Cosa si intende con “demansionamento” del lavoratore?

Con il termine “demansionamento” si indica la possibilità del lavoratore a svolgere mansioni in un livello di inquadramento -genericamente inferiore- rispetto a quello pattuito all’interno del contratto di lavoro.

Il datore di lavoro può demansionare il lavoratore?

All’interno dell’articolo 2103 del Codice Civile emerge la regolazione del potere di demansionamento attribuito al datore di lavoro.

Nella fattispecie, il suddetto, a fronte dell’instaurazione di un rapporto di lavoro subordinato è legittimato a variare unilateralmente la prestazione del lavoratore in funzione dell’esercizio della cd. “eterodirezione”.

Di fatto, tale attribuzione consente al datore di impartire ordini ed istruzioni finalizzate, chiaramente, a dare proficuità al rapporto di lavoro.

Tuttavia, il lavoratore deve essere adibito alle mansioni per cui è stato assunto, oppure, a quelle corrispondenti alla categoria superiore o equivalenti.

In quali casi può essere previsto il demansionamento del lavoratore?

Sebbene l’art. 2103 vieti l’adibizione a mansioni inferiori, poiché risultano essere lesive della professionalità del lavoratore, è contemplato in via residuale tale approccio per fattispecie predeterminate, ovvero:

  • modifica degli assetti organizzativi dell’impresa, le quali impattano sulla posizione del lavoratore;
  • specifica previsione dei contratti collettivi.

Affinché il mutamento di mansioni sia legittimo, deve essere prodotta specifica comunicazione scritta, a pena di nullità.

Nei casi di demansionamento la retribuzione può subire delle modifiche?

Pertanto, nei casi che legittimano tale approccio rimane punto fermo la conservazione del livello di inquadramento contrattuale ed il corrispondente trattamento retributivo. Tuttavia, gli elementi retributivi propriamente collegati alla mansione oggetto di modifica possono essere oggetto di revoca, poiché specificamente collegati ad essa.

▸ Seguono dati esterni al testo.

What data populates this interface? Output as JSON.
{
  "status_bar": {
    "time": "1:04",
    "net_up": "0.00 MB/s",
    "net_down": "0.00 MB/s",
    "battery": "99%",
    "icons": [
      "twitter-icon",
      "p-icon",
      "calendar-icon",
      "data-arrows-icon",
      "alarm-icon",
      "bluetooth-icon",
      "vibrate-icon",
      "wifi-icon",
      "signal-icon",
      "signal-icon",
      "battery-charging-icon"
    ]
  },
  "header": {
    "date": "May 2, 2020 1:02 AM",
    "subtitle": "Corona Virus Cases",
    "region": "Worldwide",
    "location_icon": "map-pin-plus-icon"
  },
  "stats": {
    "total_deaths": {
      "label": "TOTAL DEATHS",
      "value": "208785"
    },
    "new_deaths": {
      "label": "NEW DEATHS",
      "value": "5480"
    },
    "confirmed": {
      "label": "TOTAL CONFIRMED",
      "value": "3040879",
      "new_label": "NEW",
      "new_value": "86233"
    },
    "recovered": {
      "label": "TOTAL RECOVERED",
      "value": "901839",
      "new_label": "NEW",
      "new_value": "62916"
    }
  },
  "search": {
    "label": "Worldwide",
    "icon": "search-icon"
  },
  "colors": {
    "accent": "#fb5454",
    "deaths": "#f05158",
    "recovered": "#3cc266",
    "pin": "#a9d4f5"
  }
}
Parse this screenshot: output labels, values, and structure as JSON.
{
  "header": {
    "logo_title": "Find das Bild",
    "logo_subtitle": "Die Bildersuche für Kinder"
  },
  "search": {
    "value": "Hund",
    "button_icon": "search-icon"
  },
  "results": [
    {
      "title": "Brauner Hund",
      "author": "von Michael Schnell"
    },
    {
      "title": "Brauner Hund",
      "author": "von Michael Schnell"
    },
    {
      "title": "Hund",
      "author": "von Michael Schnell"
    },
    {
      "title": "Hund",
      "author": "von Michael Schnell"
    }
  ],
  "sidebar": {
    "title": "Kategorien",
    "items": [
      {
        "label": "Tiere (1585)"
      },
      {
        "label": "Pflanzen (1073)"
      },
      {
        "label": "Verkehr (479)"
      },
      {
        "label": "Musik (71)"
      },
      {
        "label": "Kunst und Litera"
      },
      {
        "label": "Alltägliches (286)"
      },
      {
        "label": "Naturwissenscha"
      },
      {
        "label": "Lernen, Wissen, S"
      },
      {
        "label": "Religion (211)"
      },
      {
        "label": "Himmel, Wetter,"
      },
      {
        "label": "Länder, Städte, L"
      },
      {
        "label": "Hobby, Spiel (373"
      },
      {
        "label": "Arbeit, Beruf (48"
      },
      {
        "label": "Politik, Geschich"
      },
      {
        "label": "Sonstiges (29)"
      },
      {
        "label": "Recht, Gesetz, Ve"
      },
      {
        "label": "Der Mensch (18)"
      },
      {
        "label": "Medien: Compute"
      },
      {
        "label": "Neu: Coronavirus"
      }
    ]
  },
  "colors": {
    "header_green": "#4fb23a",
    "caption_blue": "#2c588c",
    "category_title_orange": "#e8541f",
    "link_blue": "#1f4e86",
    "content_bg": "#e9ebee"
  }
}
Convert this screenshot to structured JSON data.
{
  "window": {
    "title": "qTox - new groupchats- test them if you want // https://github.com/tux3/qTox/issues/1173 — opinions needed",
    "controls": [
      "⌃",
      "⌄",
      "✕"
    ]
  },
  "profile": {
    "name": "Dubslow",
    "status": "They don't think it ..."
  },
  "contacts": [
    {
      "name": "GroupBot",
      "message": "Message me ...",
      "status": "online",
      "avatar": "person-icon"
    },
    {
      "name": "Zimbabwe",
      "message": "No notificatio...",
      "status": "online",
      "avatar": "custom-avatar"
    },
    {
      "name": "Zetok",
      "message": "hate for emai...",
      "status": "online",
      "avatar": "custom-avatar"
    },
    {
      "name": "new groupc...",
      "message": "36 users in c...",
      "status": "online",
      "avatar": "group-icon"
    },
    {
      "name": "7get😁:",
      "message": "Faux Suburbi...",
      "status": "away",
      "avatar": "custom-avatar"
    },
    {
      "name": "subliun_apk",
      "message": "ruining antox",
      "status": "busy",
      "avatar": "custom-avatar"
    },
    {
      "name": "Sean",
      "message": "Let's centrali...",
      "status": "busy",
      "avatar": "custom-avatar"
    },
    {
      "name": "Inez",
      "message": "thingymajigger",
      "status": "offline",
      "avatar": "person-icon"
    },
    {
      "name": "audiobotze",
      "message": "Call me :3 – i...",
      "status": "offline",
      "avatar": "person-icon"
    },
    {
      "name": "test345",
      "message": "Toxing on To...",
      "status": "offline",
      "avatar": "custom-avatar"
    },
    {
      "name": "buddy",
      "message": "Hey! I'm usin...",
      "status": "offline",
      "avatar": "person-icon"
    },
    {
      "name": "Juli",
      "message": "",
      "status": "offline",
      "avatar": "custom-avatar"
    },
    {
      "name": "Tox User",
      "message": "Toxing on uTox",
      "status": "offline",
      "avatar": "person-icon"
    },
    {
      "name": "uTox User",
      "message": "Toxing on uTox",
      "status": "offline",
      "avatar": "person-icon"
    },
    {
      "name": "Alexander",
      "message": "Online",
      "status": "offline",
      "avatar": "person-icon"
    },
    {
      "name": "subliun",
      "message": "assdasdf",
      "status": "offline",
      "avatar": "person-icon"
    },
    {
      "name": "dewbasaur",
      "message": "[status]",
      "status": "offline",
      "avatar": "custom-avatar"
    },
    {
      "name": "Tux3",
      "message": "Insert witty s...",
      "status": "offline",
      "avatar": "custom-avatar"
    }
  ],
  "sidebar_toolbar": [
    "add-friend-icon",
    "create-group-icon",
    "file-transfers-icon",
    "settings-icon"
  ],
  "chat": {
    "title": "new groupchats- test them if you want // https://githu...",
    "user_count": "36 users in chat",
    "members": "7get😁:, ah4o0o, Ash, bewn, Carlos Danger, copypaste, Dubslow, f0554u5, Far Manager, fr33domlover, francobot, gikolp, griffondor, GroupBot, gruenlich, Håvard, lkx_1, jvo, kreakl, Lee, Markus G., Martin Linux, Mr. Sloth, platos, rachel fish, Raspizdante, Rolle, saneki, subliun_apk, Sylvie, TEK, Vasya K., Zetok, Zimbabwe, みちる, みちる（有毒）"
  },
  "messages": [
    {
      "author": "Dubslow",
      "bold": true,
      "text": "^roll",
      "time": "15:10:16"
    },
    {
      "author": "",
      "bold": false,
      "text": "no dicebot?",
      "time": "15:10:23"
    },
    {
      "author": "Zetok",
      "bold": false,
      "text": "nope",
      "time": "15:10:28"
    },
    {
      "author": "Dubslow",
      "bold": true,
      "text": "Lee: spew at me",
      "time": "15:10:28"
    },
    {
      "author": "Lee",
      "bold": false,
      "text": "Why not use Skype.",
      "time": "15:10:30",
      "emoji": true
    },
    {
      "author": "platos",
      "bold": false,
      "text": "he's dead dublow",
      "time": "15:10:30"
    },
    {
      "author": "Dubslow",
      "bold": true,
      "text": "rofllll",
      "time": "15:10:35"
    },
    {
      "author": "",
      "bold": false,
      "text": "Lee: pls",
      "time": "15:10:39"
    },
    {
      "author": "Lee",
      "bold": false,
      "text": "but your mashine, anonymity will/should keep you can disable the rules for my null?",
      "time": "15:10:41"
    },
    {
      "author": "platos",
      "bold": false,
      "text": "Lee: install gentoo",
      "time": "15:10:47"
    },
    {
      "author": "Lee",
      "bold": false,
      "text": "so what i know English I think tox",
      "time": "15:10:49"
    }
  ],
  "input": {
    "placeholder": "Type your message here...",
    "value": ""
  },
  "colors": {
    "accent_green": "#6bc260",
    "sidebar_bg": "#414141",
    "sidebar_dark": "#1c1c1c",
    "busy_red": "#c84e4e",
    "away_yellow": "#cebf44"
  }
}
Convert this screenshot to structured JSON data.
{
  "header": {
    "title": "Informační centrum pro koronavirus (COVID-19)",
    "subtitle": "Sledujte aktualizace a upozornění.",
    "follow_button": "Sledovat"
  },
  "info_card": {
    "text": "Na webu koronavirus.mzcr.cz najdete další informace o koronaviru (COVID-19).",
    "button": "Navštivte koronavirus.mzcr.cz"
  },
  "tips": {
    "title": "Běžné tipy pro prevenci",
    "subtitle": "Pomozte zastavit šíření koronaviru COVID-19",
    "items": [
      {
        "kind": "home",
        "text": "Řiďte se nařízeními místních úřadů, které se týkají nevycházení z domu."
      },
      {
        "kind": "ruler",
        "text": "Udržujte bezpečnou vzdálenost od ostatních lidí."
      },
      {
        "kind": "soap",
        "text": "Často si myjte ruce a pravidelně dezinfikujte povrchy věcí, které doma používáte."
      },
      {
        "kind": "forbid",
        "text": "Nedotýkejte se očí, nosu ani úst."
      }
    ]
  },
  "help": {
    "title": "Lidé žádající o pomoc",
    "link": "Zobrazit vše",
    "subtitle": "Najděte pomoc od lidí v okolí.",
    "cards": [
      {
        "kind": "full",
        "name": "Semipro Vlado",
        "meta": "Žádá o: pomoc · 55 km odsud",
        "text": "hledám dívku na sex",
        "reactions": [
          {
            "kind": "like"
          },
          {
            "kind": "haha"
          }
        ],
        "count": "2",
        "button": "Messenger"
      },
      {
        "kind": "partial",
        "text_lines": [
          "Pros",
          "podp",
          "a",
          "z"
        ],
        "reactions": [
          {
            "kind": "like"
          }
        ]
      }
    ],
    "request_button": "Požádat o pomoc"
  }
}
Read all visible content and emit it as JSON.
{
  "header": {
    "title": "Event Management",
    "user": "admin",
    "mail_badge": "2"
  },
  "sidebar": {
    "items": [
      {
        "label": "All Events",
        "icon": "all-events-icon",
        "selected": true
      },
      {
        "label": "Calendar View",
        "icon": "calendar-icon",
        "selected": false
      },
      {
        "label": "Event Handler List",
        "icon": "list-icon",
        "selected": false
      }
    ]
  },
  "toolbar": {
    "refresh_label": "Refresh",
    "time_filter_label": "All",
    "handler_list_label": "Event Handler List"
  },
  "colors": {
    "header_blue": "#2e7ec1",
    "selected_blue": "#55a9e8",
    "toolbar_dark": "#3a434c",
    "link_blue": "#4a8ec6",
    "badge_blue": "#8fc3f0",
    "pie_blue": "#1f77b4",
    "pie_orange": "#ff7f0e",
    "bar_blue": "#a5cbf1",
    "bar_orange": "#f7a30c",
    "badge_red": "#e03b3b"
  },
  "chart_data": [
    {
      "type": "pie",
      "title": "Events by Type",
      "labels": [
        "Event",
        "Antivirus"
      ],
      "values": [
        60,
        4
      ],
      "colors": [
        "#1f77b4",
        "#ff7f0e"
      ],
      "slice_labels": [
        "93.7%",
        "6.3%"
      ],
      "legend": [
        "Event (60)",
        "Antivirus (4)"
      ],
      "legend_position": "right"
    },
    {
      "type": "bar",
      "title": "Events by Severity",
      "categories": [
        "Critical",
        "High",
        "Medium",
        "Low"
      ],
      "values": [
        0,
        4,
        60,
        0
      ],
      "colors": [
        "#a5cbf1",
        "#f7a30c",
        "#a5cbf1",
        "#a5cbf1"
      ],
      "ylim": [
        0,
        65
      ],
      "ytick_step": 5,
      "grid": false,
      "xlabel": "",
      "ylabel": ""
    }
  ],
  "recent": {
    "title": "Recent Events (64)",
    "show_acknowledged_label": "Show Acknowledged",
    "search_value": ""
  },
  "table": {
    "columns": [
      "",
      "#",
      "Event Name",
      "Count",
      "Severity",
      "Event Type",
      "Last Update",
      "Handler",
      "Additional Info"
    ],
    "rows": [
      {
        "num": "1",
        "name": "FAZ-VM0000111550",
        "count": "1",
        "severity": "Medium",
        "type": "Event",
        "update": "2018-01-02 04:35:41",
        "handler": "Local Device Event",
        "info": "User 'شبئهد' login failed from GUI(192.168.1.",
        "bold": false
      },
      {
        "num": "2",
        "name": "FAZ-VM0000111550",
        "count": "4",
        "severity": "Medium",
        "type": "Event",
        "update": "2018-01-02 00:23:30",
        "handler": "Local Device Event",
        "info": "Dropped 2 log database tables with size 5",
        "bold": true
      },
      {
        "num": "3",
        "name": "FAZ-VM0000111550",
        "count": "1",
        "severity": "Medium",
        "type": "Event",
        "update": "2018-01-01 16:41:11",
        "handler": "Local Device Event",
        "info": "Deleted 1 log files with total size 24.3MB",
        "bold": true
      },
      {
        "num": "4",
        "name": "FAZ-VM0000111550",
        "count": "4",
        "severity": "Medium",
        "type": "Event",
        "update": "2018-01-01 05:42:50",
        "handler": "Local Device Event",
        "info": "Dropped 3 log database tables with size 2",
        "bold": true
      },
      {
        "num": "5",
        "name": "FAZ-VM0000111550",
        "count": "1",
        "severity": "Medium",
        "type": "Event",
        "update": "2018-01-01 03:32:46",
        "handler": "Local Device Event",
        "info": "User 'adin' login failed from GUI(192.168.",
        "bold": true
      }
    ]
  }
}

Si pensi, per esempio, ad uno sportellista bancario che riceve l’indennità di cassa e successivamente venga adibito al front desk assistenza alla clientela.

Laddove il lavoratore venisse demansionato al di fuori delle causali sopra evidenziate, per non incorrere in un profilo di illegittimità si deve procedere con un accordo in sede protetta.

Cosa succede in caso di accordo?

Tale approccio è finalizzato a tutelare il lavoratore garantendogli opportuna assistenza, inoltre va rilevato che il suddetto, per maggiore tutela, può farsi assistere da un rappresentante sindacale oppure libero professionista, come per esempio un avvocato o un consulente del lavoro.

In tale contesto, a differenza di quelli precedentemente oggetto di evidenza, si può andare a modificare sia la categoria legale (operai, impiegati, quadri e dirigenti) che tutti gli elementi propri dell’inquadramento, compresa la retribuzione.

Anche in quest’ultimo caso vi devono essere delle causali che legittimano l’accordo in questione:

  • Necessità del lavoratore
  • Volontà di acquisire una nuova professionalità
  • Conservazione del posto di lavoro

Laddove il lavoratore non sia in possesso delle competenze necessarie per assolvere alle nuove mansioni attribuite, ai sensi dell’art. 2103, sarà onere del datore di lavoro fornire l’adeguata formazione.

L’inadempimento di tale presupposto non comporta la nullità del demansionamento, piuttosto, ci sarà una limitazione del potere sanzionatorio con riferimento all’esecuzione della mansione assegnata, poiché, in tal senso, le contestazioni risulterebbero illegittime, in quanto le lacune nell’esecuzione della prestazione lavorativa sono attribuibili all’inerzia del datore stesso.